Tersedia pula aneka gorengan seharga 3 dollar Australia per potong, lontong dan bubur ayam seharga 9 dollar Australia, dan bakmi ayam seharga 18 dollar Australia.
Pemiliknya, Misniarti atau akrab disapa Mbak Atiek, menuturkan, banyak pelanggannya orang lokal. Mereka pesan dalam bentuk katering. Warga lokal itu justru mencari-cari tempe dan sayur nangka yang makin digemari karena sehat.
Di Clayton Road terdapat restoran D’Penyetz & D’Cendol yang sesuai namanya menjual menu penyetan dan cendol. Tak jauh dari situ ada Pondok Bamboe Kuning (PBK) Noodles yang menyediakan beragam masakan mi khas Pluit dan kopi Aceh yang sedap.
Ketua Indonesian Culinary Association of Victoria (ICAV) Michael Samsir mengatakan, saat ini terdapat sekitar 50 restoran Indonesia di seluruh Negara Bagian Victoria. Sekitar 30 persen di antaranya adalah restoran nasi padang atau setidaknya menyediakan masakan Padang seperti Tambo Ciek, Garam Merica, dan Selero Kito Padang Rose Lane.
Gotong royong
Tak mudah menjalankan bisnis menyajikan cita rasa Nusantara di luar negeri seperti ini. Inflasi saat ini membuat beberapa pemilik restoran terpaksa menaikkan harga 20-30 persen. Mbak Atiek mengatakan tak mungkin lagi menahan harga murah karena tingginya kenaikan upah pekerja dan harga bahan makanan. Akibatnya ia semakin sulit bersaing dengan restoran China dan Malaysia yang bisa jauh lebih murah memasang harga.
Sebelumnya, kala pandemi Covid-19 melanda, mereka juga harus berjuang menghadapi ketatnya kebijakan penutupan wilayah atau lockdown. Di sinilah jiwa gotong royong khas Indonesia berperan.
Untuk bertahan hidup, mereka bekerja sama membuat grup percakapan berisi pengelola restoran dan pelanggannya. Dengan cara itu, meski tak bisa berjualan di restoran, mereka tetap mendapat pesanan. Para pelanggan pun tetap bisa menyantap makanan Indonesia.
Bersama-sama mereka juga menjadi ”pasukan” diplomasi kelezatan masakan Indonesia di kancah internasional. ”Kuliner memang sejak dulu penuh misteri dan menarik. Orang bisa mempromosikan suatu budaya dari makanannya,” ujar Samsir.
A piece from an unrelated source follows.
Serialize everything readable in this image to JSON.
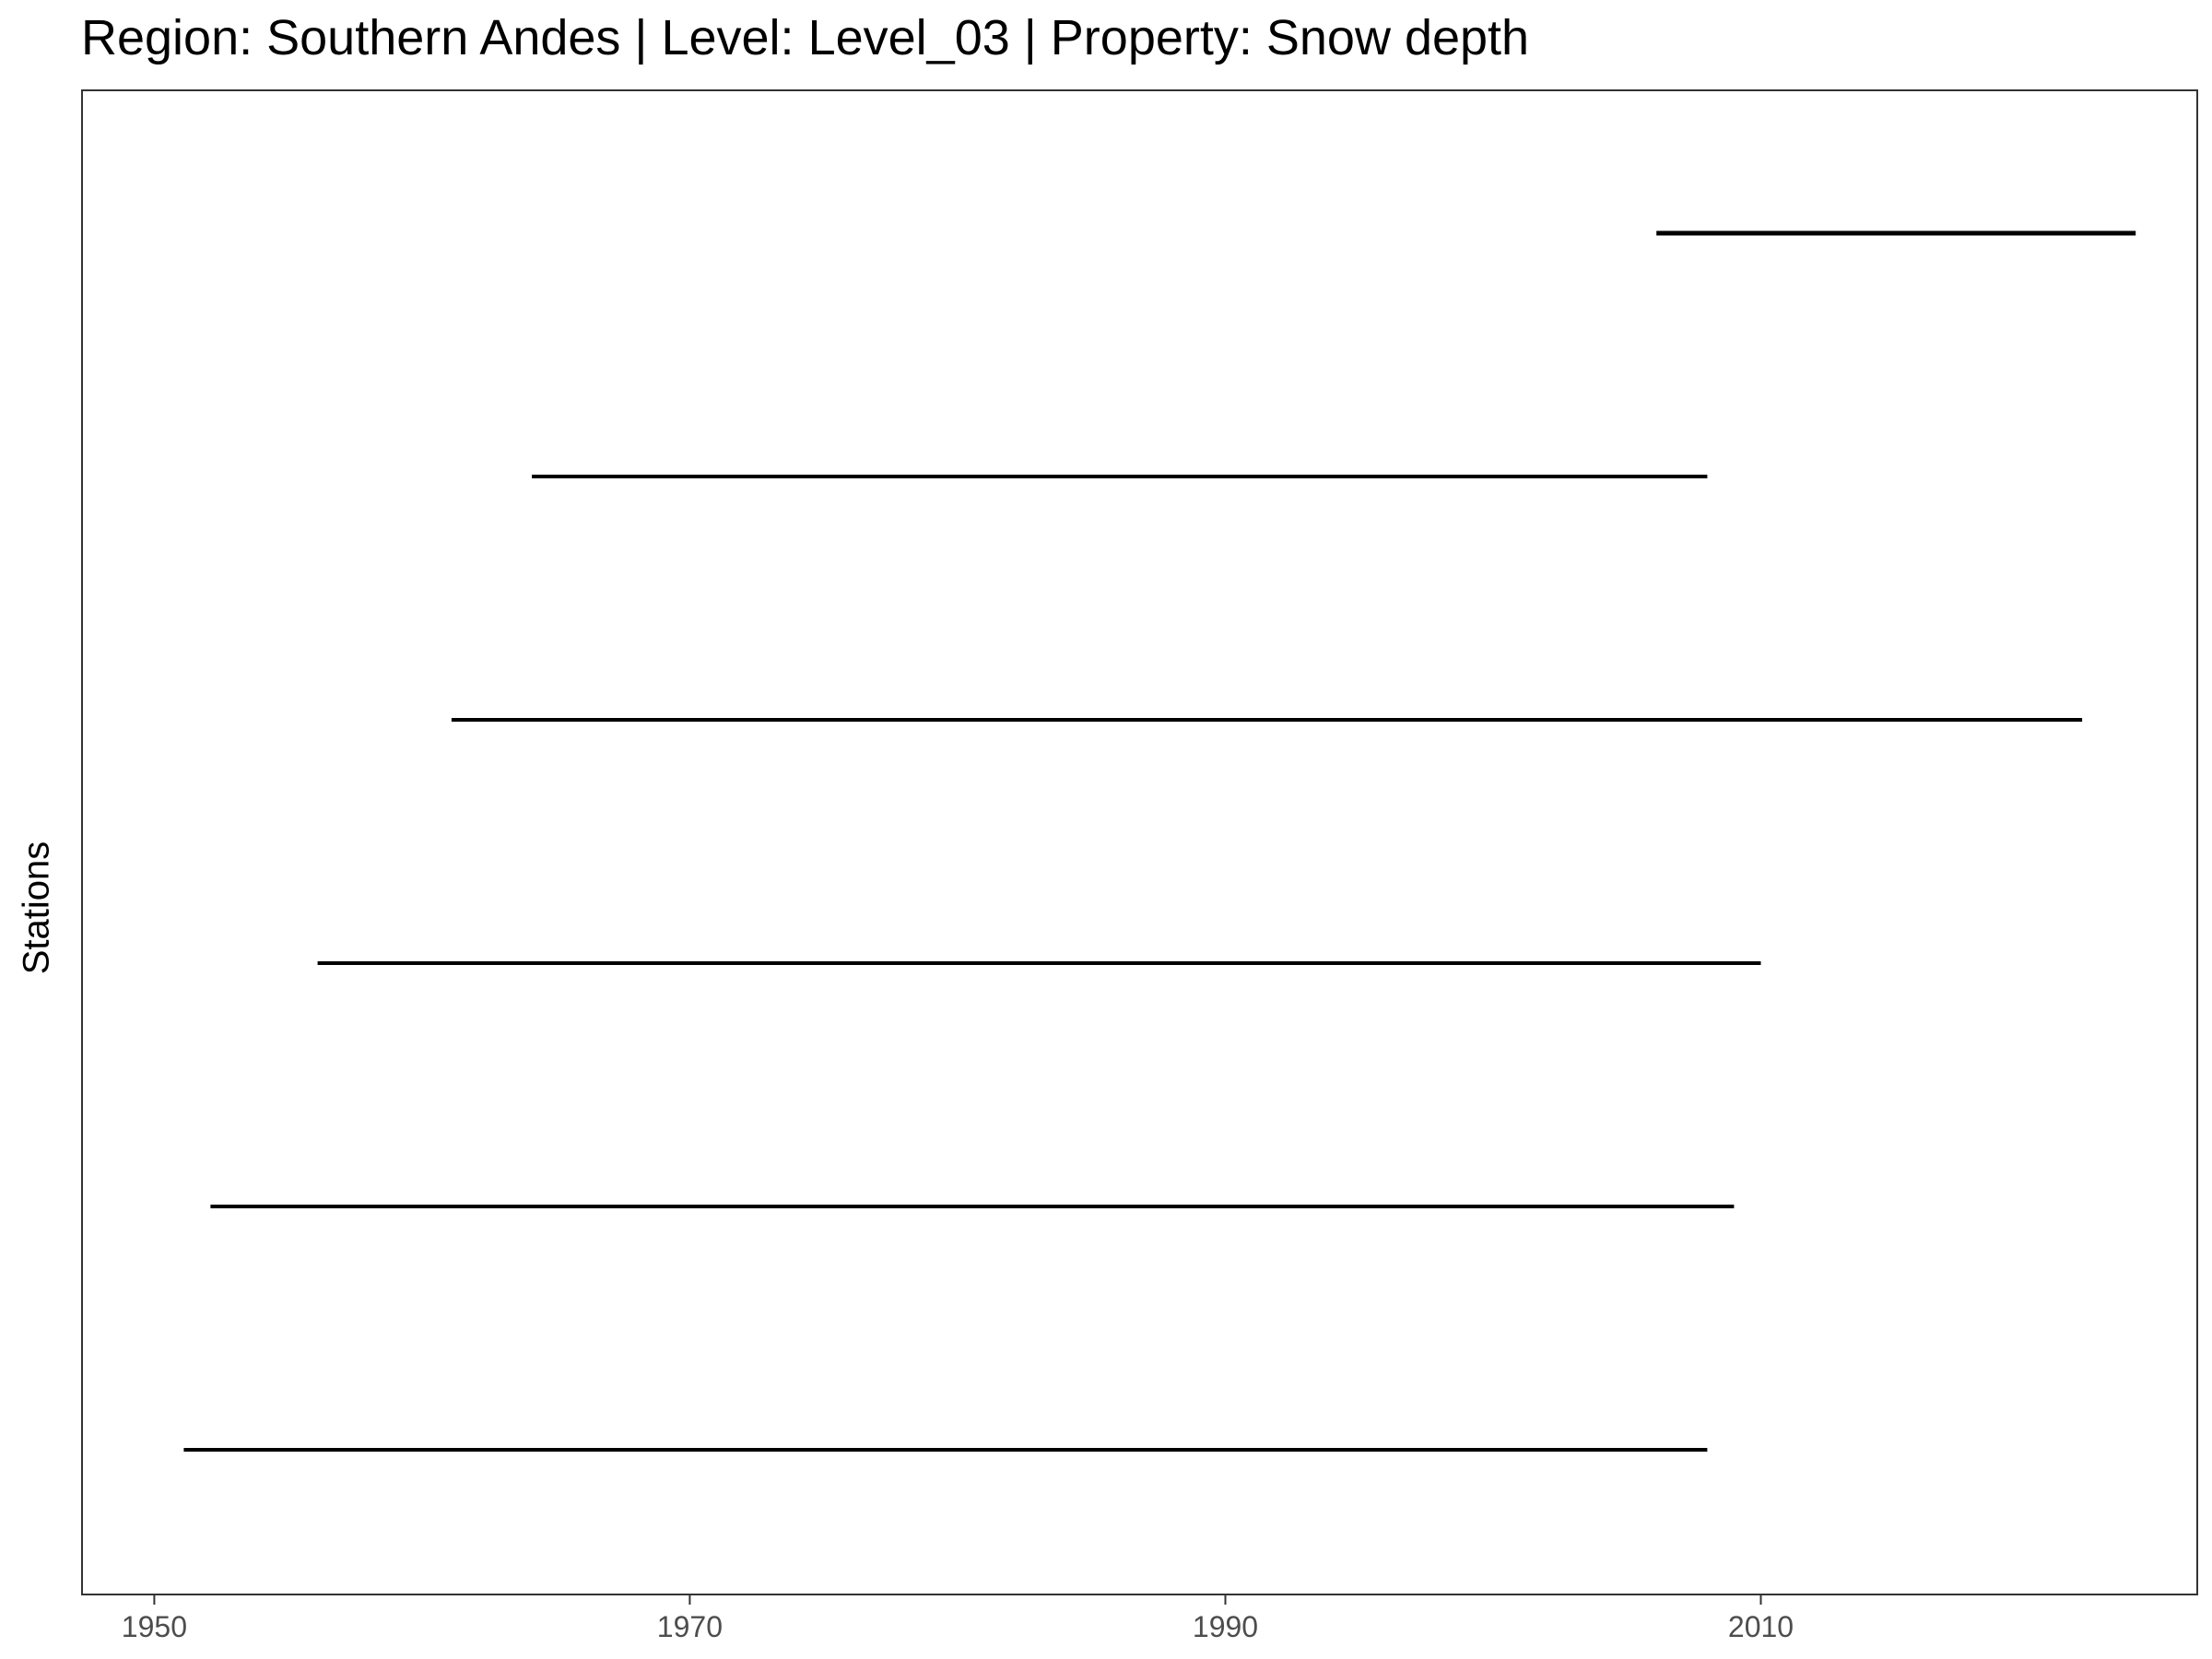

Saat ini, menurut Sastra, jumlah restoran Indonesia di Melbourne masih kalah dibandingkan dengan restoran Malaysia. Lantaran cita rasanya dianggap mirip, restoran Indonesia harus ”berebut” pasar dengan restoran Malaysia.
Namun, bagi yang sudah mengenalnya, kelezatan rendang, ayam betutu, atau ayam geprek tak ada duanya. Kekayaan cita rasa Nusantara yang kaya rempah akan selalu membawa kerinduan untuk menyantapnya kembali di mana pun berada.